That seems like what I do....ALL THE TIME. Except, of course, when I wait, and wait, and wait...and then I hurry up because I have to, at deadline times.
I awoke today with a genuine question, almost as if I were outside of me, questioning me.
Why do I insist on stressing myself out and swimming in circles with a series of unrewarding projects, unwanted career path changes, and unfulfilling relationships that hold no chance for real future happiness?
I'm not down on myself, don't get me wrong. I am lucky, because I really am partially where I would like to be, in life. I know, ultimately, what I want and who I should let into my life. I just seem to be taking an awful lot of backsteps and missteps. If I were to examine that carefully, I would say that I have a very strong fear of real success. I have achieved a lot of successes, but I know that I haven't really tried that hard to get there.
The honest truth is that I can easily envision the whats, the wheres, and the whos of fulfilling my life's dreams, but I am afraid to achieve them.

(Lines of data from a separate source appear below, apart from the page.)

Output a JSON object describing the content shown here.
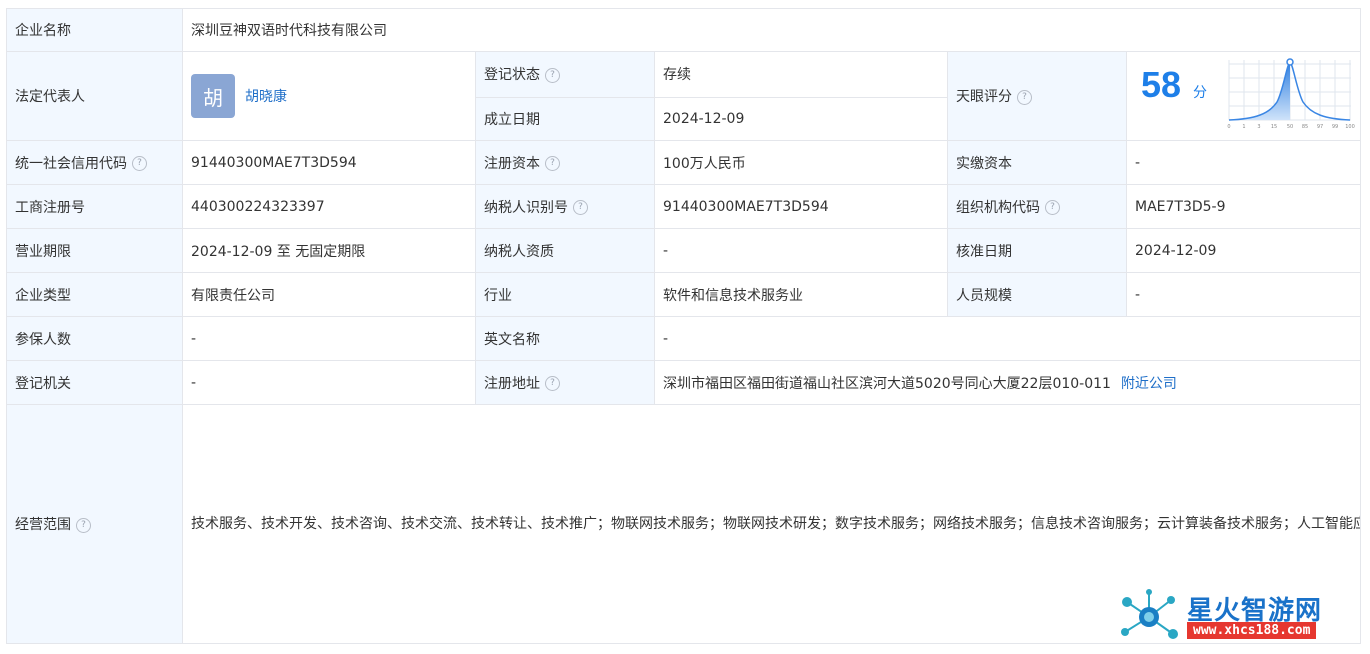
{
  "company": {
    "name_label": "企业名称",
    "name": "深圳豆神双语时代科技有限公司"
  },
  "legal_rep": {
    "label": "法定代表人",
    "avatar_char": "胡",
    "name": "胡晓康"
  },
  "reg_status": {
    "label": "登记状态",
    "value": "存续"
  },
  "established": {
    "label": "成立日期",
    "value": "2024-12-09"
  },
  "tianyan_score": {
    "label": "天眼评分",
    "value": "58",
    "unit": "分",
    "chart_axis": [
      "0",
      "1",
      "3",
      "15",
      "50",
      "85",
      "97",
      "99",
      "100"
    ]
  },
  "credit_code": {
    "label": "统一社会信用代码",
    "value": "91440300MAE7T3D594"
  },
  "reg_capital": {
    "label": "注册资本",
    "value": "100万人民币"
  },
  "paid_capital": {
    "label": "实缴资本",
    "value": "-"
  },
  "biz_reg_no": {
    "label": "工商注册号",
    "value": "440300224323397"
  },
  "taxpayer_id": {
    "label": "纳税人识别号",
    "value": "91440300MAE7T3D594"
  },
  "org_code": {
    "label": "组织机构代码",
    "value": "MAE7T3D5-9"
  },
  "biz_term": {
    "label": "营业期限",
    "value": "2024-12-09 至 无固定期限"
  },
  "taxpayer_qual": {
    "label": "纳税人资质",
    "value": "-"
  },
  "approval_date": {
    "label": "核准日期",
    "value": "2024-12-09"
  },
  "company_type": {
    "label": "企业类型",
    "value": "有限责任公司"
  },
  "industry": {
    "label": "行业",
    "value": "软件和信息技术服务业"
  },
  "staff_size": {
    "label": "人员规模",
    "value": "-"
  },
  "insured": {
    "label": "参保人数",
    "value": "-"
  },
  "english_name": {
    "label": "英文名称",
    "value": "-"
  },
  "reg_authority": {
    "label": "登记机关",
    "value": "-"
  },
  "reg_address": {
    "label": "注册地址",
    "value": "深圳市福田区福田街道福山社区滨河大道5020号同心大厦22层010-011",
    "nearby_link": "附近公司"
  },
  "biz_scope": {
    "label": "经营范围",
    "value": "技术服务、技术开发、技术咨询、技术交流、技术转让、技术推广；物联网技术服务；物联网技术研发；数字技术服务；网络技术服务；信息技术咨询服务；云计算装备技术服务；人工智能应用软件开发；人工智能基础资源与技术平台；5G通信技术服务；会议及展览服务；人工智能公共服务平台技术咨询服务；信息咨询服务（不含许可类信息咨询服务）；互联网数据服务；云计算设备制造；软件开发；数据处理服务；大数据服务；数字内容制作服务（不含出版发行）；计算机软硬件及辅助设备批发；数据处理和存储支持服务；人工智能公共数据平台；信息系统集成服务；日用百货销售；办公服务；数字创意产品展览展示服务；互联网销售（除销售需要许可的商品）；广告发布；数字广告设计、代理；数字广告制作；数字广告发布；广告设计、代理；互联网设备销售；文艺创作；组织文化艺术交流活动；文具用品批发；平面设计；单用途商业预付卡代理销售；电子产品销售；企业管理咨询；教育咨询服务（不含涉许可审批的教育培训活动）；人工智能行业应用系统集成服务；人工智能双创服务平台；旅游开发项目策划咨询；办公用品销售；人工智能基础软件开发；人工智能通用应用系统；人工智能硬件销售；人工智能理论与算法软件开发；智能机器人的研发；智能机器人销售；移动终端设备制造；智能控制系统集成；移动终端设备销售；计算机软硬件及辅助设备零售；计算机及办公设备维修；通信设备销售；计算机系统服务；通信设备制造；租赁服务（不含许可类租赁服务）；软件销售。（除依法须经批准的项目外，凭营业执照依法自主开展经营活动）"
  },
  "watermark": {
    "title": "星火智游网",
    "url": "www.xhcs188.com"
  },
  "colors": {
    "label_bg": "#f2f8ff",
    "border": "#e4e6eb",
    "link": "#1e6ec8",
    "status_green": "#2ea45a",
    "score_blue": "#1e7fe8"
  }
}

Perhaps I'm afraid of what would happen once I got to that point. Would I be disappointed? Disillusioned? I'll probably have already changed direction again by the time that hits. And if I have, would this mean the previous 10+ etc, years would have been a waste?
My father repeatedly told me from a very young age (like, 8 or 9) that I have a "fear of success." I wonder if I subconsciously took that observation to heart more than I should, and consequently lived out my life to reflect that trait. When I give this some thought, I have to say, I think I just accepted it (because my father knows everything!) and fed into it, instead of battling and conquering it.
He couldn't have known it would harm me, for he believed in honesty and I know in my deepest gut that he loved me more than life itself. But it makes me think...if my father had told me (albeit untruthfully) that I had NO fear of success, and that I can and WOULD be able to do anything I ever dreamed of in life, that it was expected of me, and actually put some more pressure on me, maybe I would have subconsciously adopted a different, more confident approach to life.
I remember asking him when I was a very small girl (4 or 5) , in a voice full of awe, hope, and reverence, if he thought *I* would be able to go to college when I grew up, and his answer was that he "hoped so." Now I'm an adult, and I can see what he meant. He meant that he hoped so "if money and opportunity and less beaurocratic red tape allowed him to send me there"...and I heard he hoped so "if I was smart enough." A little something lost in translation, and here I still remember the conversation thirty years later.
Sometimes seeing life in shades of gray, when vocalized (especially in relation to others), can harm those who are close to you. We need a little bit of "black or white" in order to discover our strengths.